Mr Tizard was first elected to Parliament in 1957 as MP for Tamaki but lost the seat at the 1960 election to Sir Robert Muldoon. He was then an MP from 1963 until 1990 when he retired in Otahuhu, then as MP for Pakuranga and then Panmure. Judith Tizard succeeded him in Panmure.

Mr Tizard met Dame Catherine when they were students at Auckland University where he was president of the students' association and where he went on to lecture in history. The couple had four children but divorced in 1980 before Dame Catherine entered public office. Mr Tizard had a son from a second marriage, to Mary Nacey.

They were divorced and he married for a third time, to a wartime sweetheart, Canadian Beryl Vignale. He was elected to the Auckland District Health board in 2007 at the age of 83.

Mr Tizard had a reputation for being very blunt, and having the occasional run-in with journalists. When he retired in 1990, Prime Minister Mike Moore described him as an "unforgettable character and personality'' who had managed New Zealand through the oil shock with calmness.
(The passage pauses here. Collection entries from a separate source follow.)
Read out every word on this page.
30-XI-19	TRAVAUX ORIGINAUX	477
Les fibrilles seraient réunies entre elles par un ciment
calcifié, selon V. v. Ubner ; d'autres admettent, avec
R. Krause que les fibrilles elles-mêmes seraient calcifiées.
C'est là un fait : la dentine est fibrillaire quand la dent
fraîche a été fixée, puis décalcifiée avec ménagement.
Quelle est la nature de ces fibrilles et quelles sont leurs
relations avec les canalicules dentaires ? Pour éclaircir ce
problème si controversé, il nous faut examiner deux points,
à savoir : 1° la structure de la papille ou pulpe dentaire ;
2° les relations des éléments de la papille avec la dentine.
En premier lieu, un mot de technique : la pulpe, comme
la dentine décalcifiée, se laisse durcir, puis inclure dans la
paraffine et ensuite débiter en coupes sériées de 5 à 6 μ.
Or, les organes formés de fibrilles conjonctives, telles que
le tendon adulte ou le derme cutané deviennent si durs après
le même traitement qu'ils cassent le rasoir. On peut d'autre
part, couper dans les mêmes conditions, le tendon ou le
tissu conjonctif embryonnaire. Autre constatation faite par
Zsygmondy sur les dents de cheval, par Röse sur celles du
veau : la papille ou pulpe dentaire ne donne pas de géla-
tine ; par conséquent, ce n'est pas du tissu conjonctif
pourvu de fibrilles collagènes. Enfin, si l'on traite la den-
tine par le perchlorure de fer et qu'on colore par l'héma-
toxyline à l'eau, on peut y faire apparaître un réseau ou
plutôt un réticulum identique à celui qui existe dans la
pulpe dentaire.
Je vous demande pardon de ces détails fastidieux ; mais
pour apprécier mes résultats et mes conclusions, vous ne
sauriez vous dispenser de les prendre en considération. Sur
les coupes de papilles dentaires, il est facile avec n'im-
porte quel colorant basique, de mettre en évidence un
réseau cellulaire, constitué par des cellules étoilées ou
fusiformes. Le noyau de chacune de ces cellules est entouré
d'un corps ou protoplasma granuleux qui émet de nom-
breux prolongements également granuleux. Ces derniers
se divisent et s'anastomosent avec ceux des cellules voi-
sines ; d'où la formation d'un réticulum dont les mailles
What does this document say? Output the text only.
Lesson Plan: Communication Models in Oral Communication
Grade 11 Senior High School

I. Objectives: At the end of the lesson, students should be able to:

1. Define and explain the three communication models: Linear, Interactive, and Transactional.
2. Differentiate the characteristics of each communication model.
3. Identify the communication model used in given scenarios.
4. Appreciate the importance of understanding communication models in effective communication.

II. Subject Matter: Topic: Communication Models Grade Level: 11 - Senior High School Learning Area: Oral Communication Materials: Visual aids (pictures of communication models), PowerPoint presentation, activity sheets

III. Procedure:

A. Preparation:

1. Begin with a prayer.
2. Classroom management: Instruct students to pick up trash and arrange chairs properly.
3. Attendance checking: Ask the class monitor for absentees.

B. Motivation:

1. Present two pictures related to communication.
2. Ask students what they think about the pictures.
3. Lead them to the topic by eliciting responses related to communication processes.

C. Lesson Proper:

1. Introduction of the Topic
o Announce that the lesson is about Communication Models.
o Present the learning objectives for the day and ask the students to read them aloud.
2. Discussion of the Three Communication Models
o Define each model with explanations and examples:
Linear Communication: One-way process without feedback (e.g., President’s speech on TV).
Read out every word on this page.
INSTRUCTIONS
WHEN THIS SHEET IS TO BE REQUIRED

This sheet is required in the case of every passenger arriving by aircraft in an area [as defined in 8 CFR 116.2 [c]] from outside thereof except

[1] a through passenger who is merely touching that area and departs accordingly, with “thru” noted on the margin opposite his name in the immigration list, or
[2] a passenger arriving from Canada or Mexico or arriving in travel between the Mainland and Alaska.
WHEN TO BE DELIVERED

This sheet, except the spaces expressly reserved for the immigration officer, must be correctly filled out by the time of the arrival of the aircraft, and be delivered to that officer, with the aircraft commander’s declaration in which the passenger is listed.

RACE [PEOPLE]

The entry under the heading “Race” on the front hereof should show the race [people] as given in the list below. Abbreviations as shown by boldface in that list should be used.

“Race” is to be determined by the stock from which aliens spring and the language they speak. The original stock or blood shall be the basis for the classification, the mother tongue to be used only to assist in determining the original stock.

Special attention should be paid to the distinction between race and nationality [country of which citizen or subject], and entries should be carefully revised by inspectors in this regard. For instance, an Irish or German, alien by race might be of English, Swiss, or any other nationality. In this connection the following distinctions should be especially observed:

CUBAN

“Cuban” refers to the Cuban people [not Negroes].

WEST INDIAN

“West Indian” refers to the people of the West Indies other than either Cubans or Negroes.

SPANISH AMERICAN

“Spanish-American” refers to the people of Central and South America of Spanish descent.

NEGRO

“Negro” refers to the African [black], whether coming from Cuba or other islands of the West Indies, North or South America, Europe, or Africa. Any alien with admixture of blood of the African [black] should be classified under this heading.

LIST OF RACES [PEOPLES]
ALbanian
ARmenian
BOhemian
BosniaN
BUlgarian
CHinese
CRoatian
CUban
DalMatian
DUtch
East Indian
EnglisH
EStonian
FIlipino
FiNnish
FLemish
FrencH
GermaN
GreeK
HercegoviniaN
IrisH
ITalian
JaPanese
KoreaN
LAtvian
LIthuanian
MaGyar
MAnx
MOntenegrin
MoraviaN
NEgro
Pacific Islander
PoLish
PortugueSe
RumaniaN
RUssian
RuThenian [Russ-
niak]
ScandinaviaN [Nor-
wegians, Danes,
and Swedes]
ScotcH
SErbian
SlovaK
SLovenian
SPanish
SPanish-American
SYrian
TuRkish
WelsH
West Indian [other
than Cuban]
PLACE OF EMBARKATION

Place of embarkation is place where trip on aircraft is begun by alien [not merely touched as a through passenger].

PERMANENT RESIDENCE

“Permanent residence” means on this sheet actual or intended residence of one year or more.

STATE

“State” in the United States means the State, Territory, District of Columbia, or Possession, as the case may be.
He spent 12 years in Government and 19 years in Opposition and said in his valedictory in 1990 that some of the most frustrating times were as a backbencher in Government "when people outside felt I was in the seat of power but I all felt was that someone was putting the boot in because however much members might think that they are part of the machinery of Government, few of us reach the position of being really able to influence and alter the major things that are happening''.

Mr Tizard was a Companion of the New Zealand Order of Merit.

New Zealand First leader Winston Peters said Mr Tizard was "a serious parliamentarian with a very good grasp of the facts and with a real sense of history".

"The fact that he didn't suffer fools gladly did not diminish in any way the role he played in Parliament, whether in Government or Opposition.

"When up against him in Parliament, an opponent had to have his argument well researched and well prepared or he would quickly turn them into verbal toast.

"There is no doubt that Bob Tizard was a real political character, the calibre of which we have far too few today."